Não podemos aceitar que de uma mera notificação sem qualquer fiscalização prévia ou recolha de dados concretos e objectivos se conclua que estamos perante falsos recibos verdes.
Quantas empresas agora notificadas, como os trabalhadores independentes, têm na sua esfera laboral de facto trabalhadores independentes e que possuem um verdadeiro contrato de prestação de serviços? Como nada foi averiguado de forma séria para se fazer cumprir a Lei, então todos são falsos recibos verdes.

Tomemos como exemplo, um jovem arquiteto que tomou em mãos um desafiante projecto. Por essa razão grande parte do seu tempo de trabalho é dedicado a um só cliente com quem estipula um determinado valor mensal de honorários. Só por essa razão poder-se-á presumir que o “recibo verde” é falso?
Hávera neste exemplo uma verdadeira dependência económica? Se é verdade que existe ela não é suficiente para se presumir a existência de um contrato trabalho dependente.
Outras questões haverá, sem prejuízo de opinião diferente para que se consiga aferir a realidade de acordo com o quadro legal em vigor. No exemplo atrás referido, o arquiteto tem liberdade artística tendo em conta a pretensão do seu cliente, mas receberá dele ordens expressas de como deve exercer a sua actividade?
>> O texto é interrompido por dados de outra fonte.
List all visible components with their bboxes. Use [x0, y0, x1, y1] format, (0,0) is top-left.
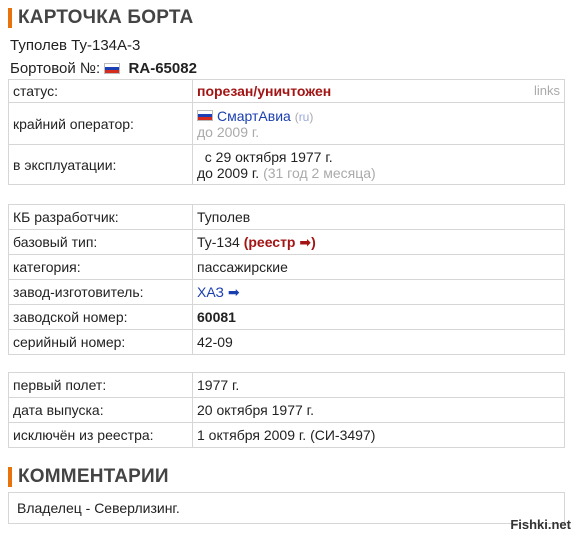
- comments-title: КОММЕНТАРИИ: [18, 466, 169, 487]
- accent-bar: [8, 467, 12, 487]
- links-link[interactable]: links: [534, 83, 560, 98]
- operation-duration: (31 год 2 месяца): [263, 164, 376, 181]
- operation-start: с 29 октября 1977 г.: [204, 148, 333, 165]
- board-label: Бортовой №:: [10, 60, 101, 77]
- factory-number-key: заводской номер:: [8, 304, 193, 330]
- card-title: КАРТОЧКА БОРТА: [18, 7, 194, 28]
- watermark: Fishki.net: [510, 517, 571, 532]
- deregistered-key: исключён из реестра:: [8, 422, 193, 448]
- status-key: статус:: [8, 79, 193, 103]
- operator-link[interactable]: СмартАвиа: [217, 108, 291, 124]
- table-row: крайний оператор: СмартАвиа (ru) до 2009…: [8, 102, 565, 145]
- release-date-value: 20 октября 1977 г.: [192, 397, 565, 423]
- base-type-key: базовый тип:: [8, 229, 193, 255]
- serial-number-key: серийный номер:: [8, 329, 193, 355]
- release-date-key: дата выпуска:: [8, 397, 193, 423]
- board-number: RA-65082: [128, 60, 197, 77]
- table-row: КБ разработчик: Туполев: [8, 204, 565, 230]
- status-value-cell: порезан/уничтожен links: [192, 79, 565, 103]
- operator-since: до 2009 г.: [197, 123, 260, 140]
- table-row: статус: порезан/уничтожен links: [8, 79, 565, 103]
- card-section-header: КАРТОЧКА БОРТА: [8, 7, 193, 29]
- status-value: порезан/уничтожен: [197, 83, 332, 99]
- table-row: категория: пассажирские: [8, 254, 565, 280]
- designer-value: Туполев: [192, 204, 565, 230]
- table-row: заводской номер: 60081: [8, 304, 565, 330]
- operator-tag: (ru): [294, 109, 314, 124]
- comment-text: Владелец - Северлизинг.: [17, 500, 180, 516]
- deregistered-value: 1 октября 2009 г. (СИ-3497): [192, 422, 565, 448]
- spec-table: КБ разработчик: Туполев базовый тип: Ту-…: [8, 204, 565, 355]
- russia-flag-icon: [197, 110, 213, 122]
- table-row: завод-изготовитель: ХАЗ ➡: [8, 279, 565, 305]
- factory-number-cell: 60081: [192, 304, 565, 330]
- table-row: исключён из реестра: 1 октября 2009 г. (…: [8, 422, 565, 448]
- table-row: дата выпуска: 20 октября 1977 г.: [8, 397, 565, 423]
- comments-section-header: КОММЕНТАРИИ: [8, 466, 169, 488]
- factory-number-value: 60081: [197, 309, 236, 325]
- first-flight-key: первый полет:: [8, 372, 193, 398]
- first-flight-value: 1977 г.: [192, 372, 565, 398]
- registry-link[interactable]: (реестр ➡): [244, 234, 316, 250]
- table-row: первый полет: 1977 г.: [8, 372, 565, 398]
- manufacturer-key: завод-изготовитель:: [8, 279, 193, 305]
- board-number-line: Бортовой №: RA-65082: [10, 60, 197, 77]
- table-row: серийный номер: 42-09: [8, 329, 565, 355]
- accent-bar: [8, 8, 12, 28]
- operator-tag-text[interactable]: ru: [299, 110, 310, 124]
- manufacturer-cell: ХАЗ ➡: [192, 279, 565, 305]
- aircraft-name: Туполев Ту-134А-3: [10, 37, 141, 54]
- table-row: базовый тип: Ту-134 (реестр ➡): [8, 229, 565, 255]
- manufacturer-link[interactable]: ХАЗ ➡: [197, 284, 240, 300]
- comment-box: Владелец - Северлизинг.: [8, 492, 565, 524]
- operation-value-cell: с 29 октября 1977 г. до 2009 г. (31 год …: [192, 144, 565, 185]
- operator-key: крайний оператор:: [8, 102, 193, 145]
- category-key: категория:: [8, 254, 193, 280]
- base-type-cell: Ту-134 (реестр ➡): [192, 229, 565, 255]
- russia-flag-icon: [104, 62, 121, 74]
- designer-key: КБ разработчик:: [8, 204, 193, 230]
- category-value: пассажирские: [192, 254, 565, 280]
- table-row: в эксплуатации: с 29 октября 1977 г. до …: [8, 144, 565, 185]
- operation-key: в эксплуатации:: [8, 144, 193, 185]
- operator-value-cell: СмартАвиа (ru) до 2009 г.: [192, 102, 565, 145]
- status-table: статус: порезан/уничтожен links крайний …: [8, 79, 565, 185]
- serial-number-value: 42-09: [192, 329, 565, 355]
- operation-end: до 2009 г.: [197, 164, 260, 181]
- dates-table: первый полет: 1977 г. дата выпуска: 20 о…: [8, 372, 565, 448]
- base-type-value: Ту-134: [197, 233, 240, 250]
Tem o arquiteto um horário pré- estabelecido para trabalhar?
O local da sua actividade é no seu atelier ou é no local do seu cliente/ beneficiário, podendo em algumas circunstâncias ser nos dois.
A quem pertence os instrumentos de trabalho do arquiteto?
Tudo isto deve ser observado para que se consiga distinguir o que de facto é ou não um falso recibo verde não bastando aferir um só elemento que a Lei indica para que se considere sem mais a existência de uma presunção de trabalho dependente.

O combate à preclaridade é feito com uma fiscalização apertada e acompanhamento in loco e não por uma mera notificação que peca por manifesta falta de fundamentação legal.
A ACT, lança mão de uma notificação que envia às empresas e não distingue o bem do mal, porque simplesmente não fiscalizou e só esta razão será suficiente para por em causa o comportamento de uma entidade que tem como missão o combate à verdadeira precariedade laboral para aferir qualquer situação verdadeiramente irregular como é seu dever.
Podemos dizer, com um elevado grau de certeza que a ACT não está a cumprir a sua função, seja porque não tem meios humanos ou outros, mas é impensável, que – até pela evolução no mundo do trabalho aos dias de hoje- uma entidade com esta notifique para regularizar uma qualquer situação sem a verificar e fiscalizar primeiro.
Pensaria que a Autoridade para as Condições do Trabalho saberia o que era uma presunção de um contrato de trabalho, mas as notificações em massa que muitas empresas e trabalhadores independentes receberam prova mais uma vez, que não se sabe o que se anda a fazer socorrendo-se da forma mais fácil e sem qualquer averiguação.

Quando não se sabe o que se anda fazer, que se pergunte para se aprender e creio que nesta instituição haverá juristas capacitados para que se perceba o que está na Lei, mesmo que estes estejam no exercício das funções de forma “ independente” mas que são de facto economicamente dependentes a exercer o seu trabalho nas instalações da própria ACT, com um horário estabelecido de acordo com a sua “chefia “sob as suas ordens e ainda com a utilização dos meios e equipamentos da instituição, auferindo uma quantia certa com determinada periodicidade.
Tudo sabemos como isto pode acabar e sem qualquer necessidade, haverá por certo litígios na área fazendo perder tempo e dinheiro a todos os envolvidos porque a ACT não cumpriu a Lei nem fez o trabalho de campo.
De qualquer forma estou com alguma curiosidade para saber quantas foram as empresas públicas que a ACT também notificou e quantos trabalhadores independentes detectou com verdadeiros falsos recibos verdes.